In furthermore, it was believed I might be "a attentive countenance examiner", meaning I pay a significant focus to faces. Others may have more incorrect identification moments, thinking they know someone they don't know. But because I tend to look closely at faces, I am prone to notice the unknown person who looks like my elderly relative. Indeed, one friend who said she doesn't make facial recognition mistakes confessed she doesn't really look at the people around her.
Examining Excessive Recognition for Faces
These evaluations helped me understand where I sat on the spectrum. But I wanted to understand more about what is happening in the brain when we "identify" strangers. Investigating further, I read about a condition called hyperfamiliarity for faces (HFF), in which unknown faces appear known. Initially, this sounded like it could pertain to me.

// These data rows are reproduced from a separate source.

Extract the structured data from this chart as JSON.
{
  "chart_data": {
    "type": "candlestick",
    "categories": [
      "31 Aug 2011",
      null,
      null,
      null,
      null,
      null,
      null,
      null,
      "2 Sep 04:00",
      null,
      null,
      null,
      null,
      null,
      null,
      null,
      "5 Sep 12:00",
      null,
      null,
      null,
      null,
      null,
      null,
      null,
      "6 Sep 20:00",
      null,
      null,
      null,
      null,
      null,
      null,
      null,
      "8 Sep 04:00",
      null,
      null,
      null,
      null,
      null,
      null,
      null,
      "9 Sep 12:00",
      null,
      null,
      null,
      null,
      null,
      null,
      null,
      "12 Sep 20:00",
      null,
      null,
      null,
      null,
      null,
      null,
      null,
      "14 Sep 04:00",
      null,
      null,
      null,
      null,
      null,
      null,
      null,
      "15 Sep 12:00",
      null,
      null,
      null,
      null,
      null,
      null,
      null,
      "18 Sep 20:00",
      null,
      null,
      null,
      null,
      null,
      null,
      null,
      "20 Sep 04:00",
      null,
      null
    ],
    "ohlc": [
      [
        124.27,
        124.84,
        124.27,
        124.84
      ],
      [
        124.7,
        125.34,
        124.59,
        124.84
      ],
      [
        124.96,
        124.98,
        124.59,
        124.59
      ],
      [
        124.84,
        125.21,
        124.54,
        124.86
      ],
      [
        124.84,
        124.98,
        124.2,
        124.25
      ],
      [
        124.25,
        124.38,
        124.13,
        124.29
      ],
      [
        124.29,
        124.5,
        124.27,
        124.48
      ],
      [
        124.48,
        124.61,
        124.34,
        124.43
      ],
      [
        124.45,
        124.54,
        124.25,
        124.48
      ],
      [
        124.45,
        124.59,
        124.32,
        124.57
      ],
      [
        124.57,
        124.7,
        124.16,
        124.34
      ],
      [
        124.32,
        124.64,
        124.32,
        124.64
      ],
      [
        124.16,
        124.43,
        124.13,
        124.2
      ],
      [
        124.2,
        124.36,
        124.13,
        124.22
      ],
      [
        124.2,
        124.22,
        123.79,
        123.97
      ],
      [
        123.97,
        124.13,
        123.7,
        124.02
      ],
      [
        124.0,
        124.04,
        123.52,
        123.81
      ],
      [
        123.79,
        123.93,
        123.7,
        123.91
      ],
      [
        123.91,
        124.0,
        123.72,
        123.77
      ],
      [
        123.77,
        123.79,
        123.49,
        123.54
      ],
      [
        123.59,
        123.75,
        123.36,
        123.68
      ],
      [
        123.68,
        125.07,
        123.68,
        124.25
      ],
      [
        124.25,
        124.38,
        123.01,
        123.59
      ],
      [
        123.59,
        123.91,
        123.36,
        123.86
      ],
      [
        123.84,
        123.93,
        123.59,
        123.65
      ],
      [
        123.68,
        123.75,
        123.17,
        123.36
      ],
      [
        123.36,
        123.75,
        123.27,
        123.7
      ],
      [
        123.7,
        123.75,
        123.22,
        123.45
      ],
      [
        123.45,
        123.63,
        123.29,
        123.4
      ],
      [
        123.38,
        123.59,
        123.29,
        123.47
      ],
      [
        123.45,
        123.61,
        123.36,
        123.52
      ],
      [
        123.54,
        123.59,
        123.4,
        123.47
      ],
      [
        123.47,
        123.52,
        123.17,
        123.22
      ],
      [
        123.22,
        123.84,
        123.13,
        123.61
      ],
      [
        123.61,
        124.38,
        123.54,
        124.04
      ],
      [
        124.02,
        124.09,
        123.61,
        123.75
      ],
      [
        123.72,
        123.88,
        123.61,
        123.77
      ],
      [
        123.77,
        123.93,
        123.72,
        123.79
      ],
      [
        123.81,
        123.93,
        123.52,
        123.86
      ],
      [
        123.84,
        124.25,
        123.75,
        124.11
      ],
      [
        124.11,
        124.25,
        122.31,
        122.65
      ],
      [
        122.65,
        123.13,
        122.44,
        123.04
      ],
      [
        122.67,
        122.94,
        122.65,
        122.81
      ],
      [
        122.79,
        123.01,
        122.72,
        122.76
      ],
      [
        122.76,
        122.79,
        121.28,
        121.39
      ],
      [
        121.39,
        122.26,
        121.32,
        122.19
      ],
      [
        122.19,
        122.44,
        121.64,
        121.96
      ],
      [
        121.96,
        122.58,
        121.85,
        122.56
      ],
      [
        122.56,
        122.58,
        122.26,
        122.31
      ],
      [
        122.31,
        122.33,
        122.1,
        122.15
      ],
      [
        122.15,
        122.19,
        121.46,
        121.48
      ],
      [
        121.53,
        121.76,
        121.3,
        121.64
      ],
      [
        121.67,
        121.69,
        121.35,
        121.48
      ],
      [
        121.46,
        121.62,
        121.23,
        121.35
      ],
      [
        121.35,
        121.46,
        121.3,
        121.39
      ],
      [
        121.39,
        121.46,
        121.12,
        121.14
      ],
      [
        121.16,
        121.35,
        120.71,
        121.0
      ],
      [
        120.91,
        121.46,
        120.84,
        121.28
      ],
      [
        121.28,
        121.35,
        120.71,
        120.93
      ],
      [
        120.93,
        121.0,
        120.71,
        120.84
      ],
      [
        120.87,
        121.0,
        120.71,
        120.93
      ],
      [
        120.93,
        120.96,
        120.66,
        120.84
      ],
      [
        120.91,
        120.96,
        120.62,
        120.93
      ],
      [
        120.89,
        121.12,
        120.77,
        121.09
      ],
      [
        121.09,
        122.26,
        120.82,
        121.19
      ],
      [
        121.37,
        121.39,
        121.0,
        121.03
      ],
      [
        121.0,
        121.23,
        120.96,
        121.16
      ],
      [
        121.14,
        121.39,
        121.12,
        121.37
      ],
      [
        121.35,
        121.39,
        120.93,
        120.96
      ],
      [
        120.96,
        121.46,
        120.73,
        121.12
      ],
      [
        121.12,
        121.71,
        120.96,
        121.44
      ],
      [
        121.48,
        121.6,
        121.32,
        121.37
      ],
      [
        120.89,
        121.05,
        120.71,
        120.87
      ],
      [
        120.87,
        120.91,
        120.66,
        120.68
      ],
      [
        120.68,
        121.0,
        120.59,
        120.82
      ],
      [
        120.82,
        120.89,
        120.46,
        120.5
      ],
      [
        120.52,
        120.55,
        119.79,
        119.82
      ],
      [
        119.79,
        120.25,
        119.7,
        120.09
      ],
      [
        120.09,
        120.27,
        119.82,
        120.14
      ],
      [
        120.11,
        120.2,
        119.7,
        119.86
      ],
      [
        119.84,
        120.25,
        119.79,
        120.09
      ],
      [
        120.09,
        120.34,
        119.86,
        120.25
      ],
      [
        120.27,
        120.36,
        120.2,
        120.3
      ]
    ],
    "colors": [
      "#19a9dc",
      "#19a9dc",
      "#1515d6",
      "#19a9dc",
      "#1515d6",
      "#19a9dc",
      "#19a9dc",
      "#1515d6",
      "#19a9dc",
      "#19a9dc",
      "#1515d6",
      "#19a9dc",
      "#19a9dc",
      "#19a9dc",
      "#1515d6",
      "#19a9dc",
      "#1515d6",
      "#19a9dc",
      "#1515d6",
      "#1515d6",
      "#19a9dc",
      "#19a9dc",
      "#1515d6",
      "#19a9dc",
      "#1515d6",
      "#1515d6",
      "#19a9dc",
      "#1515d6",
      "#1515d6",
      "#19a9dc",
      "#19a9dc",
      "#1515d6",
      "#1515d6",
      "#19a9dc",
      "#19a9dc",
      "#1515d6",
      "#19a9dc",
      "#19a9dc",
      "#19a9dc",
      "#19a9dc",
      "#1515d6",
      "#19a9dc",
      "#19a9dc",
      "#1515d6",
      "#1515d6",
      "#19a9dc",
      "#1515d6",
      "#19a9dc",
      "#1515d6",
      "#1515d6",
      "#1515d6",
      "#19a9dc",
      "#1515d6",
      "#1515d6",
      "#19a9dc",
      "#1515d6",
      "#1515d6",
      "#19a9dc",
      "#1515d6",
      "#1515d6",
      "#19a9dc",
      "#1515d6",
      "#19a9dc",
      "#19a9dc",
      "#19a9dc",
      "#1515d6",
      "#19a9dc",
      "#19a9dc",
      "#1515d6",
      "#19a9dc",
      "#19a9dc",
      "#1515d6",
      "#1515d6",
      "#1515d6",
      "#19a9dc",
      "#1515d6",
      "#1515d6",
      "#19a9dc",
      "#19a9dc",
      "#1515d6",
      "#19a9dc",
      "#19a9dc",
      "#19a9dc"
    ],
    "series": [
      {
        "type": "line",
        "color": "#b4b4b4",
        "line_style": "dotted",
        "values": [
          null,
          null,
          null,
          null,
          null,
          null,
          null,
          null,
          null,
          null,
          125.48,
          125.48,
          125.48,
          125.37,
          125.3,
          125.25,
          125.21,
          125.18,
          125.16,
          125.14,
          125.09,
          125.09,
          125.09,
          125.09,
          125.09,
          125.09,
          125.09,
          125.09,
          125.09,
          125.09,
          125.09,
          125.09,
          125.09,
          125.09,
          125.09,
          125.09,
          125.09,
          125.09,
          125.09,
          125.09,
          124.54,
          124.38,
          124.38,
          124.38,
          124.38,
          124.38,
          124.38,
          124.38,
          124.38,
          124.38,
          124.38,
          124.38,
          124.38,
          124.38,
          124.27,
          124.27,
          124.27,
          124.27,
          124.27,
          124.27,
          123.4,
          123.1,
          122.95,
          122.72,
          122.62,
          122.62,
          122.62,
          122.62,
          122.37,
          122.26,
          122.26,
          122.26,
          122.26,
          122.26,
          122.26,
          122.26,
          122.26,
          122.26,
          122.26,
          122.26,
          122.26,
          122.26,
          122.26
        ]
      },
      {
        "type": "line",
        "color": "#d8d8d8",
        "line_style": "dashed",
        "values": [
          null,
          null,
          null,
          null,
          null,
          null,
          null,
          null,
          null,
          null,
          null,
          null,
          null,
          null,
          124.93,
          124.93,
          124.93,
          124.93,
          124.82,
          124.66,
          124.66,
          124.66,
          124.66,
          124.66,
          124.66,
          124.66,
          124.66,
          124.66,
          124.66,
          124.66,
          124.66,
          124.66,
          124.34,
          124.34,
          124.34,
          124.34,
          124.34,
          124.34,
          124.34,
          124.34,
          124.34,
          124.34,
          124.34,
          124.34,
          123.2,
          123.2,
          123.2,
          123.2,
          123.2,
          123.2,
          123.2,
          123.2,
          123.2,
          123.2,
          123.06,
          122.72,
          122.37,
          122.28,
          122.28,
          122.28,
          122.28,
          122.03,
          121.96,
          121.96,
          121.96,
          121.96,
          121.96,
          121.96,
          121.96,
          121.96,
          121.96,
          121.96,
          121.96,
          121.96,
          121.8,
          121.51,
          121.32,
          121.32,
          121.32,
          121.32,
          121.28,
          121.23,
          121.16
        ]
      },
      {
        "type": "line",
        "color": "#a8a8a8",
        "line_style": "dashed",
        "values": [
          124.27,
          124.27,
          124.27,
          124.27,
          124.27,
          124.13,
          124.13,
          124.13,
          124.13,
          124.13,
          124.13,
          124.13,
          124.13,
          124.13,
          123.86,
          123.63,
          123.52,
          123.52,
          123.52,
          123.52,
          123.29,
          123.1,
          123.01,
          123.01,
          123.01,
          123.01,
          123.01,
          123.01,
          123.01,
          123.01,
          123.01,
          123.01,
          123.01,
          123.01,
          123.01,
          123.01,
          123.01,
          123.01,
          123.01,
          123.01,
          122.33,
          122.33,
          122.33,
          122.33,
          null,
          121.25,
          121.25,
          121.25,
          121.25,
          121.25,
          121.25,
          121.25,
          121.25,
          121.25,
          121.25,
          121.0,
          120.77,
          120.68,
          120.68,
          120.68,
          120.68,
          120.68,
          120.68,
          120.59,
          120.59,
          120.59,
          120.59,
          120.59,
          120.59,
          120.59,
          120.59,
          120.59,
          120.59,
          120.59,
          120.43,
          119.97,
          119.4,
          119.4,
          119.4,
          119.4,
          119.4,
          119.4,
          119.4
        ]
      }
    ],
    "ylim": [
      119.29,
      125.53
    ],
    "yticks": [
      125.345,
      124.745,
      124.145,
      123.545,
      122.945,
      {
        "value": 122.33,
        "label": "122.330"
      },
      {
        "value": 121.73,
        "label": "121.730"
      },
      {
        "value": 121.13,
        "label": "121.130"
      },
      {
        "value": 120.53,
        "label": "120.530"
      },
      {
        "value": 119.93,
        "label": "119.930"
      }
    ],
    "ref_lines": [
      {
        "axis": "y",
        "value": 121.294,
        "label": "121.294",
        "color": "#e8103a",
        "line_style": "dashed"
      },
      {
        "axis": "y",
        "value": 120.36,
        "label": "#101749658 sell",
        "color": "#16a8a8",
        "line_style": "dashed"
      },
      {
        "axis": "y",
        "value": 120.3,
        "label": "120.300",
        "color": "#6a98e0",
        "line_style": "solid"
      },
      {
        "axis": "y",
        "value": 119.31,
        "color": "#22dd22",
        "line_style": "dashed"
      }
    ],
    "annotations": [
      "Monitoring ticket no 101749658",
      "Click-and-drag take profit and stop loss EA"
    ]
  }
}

But the handful of recorded occurrences all took place after a physical event such as a epileptic episode or cerebral accident, unlike the idiosyncrasy that I've been observing my whole mature years.
Through research sites, experts have heard from about 24,000 those with facial agnosia, as well as people with all kinds of facial recognition problems, including sight abnormalities, like when faces appear to be melting. Researchers study many of these people, using tools like the old/new faces task and the memory for faces evaluation.
Experts have heard from only a handful of people with suspected HFF in long durations of study.
"The frequency is quite low," one expert said of HFF. However, they speculated that there may be a range, with some people who think every face is familiar, and others, like me, who only encounter it a few times a month.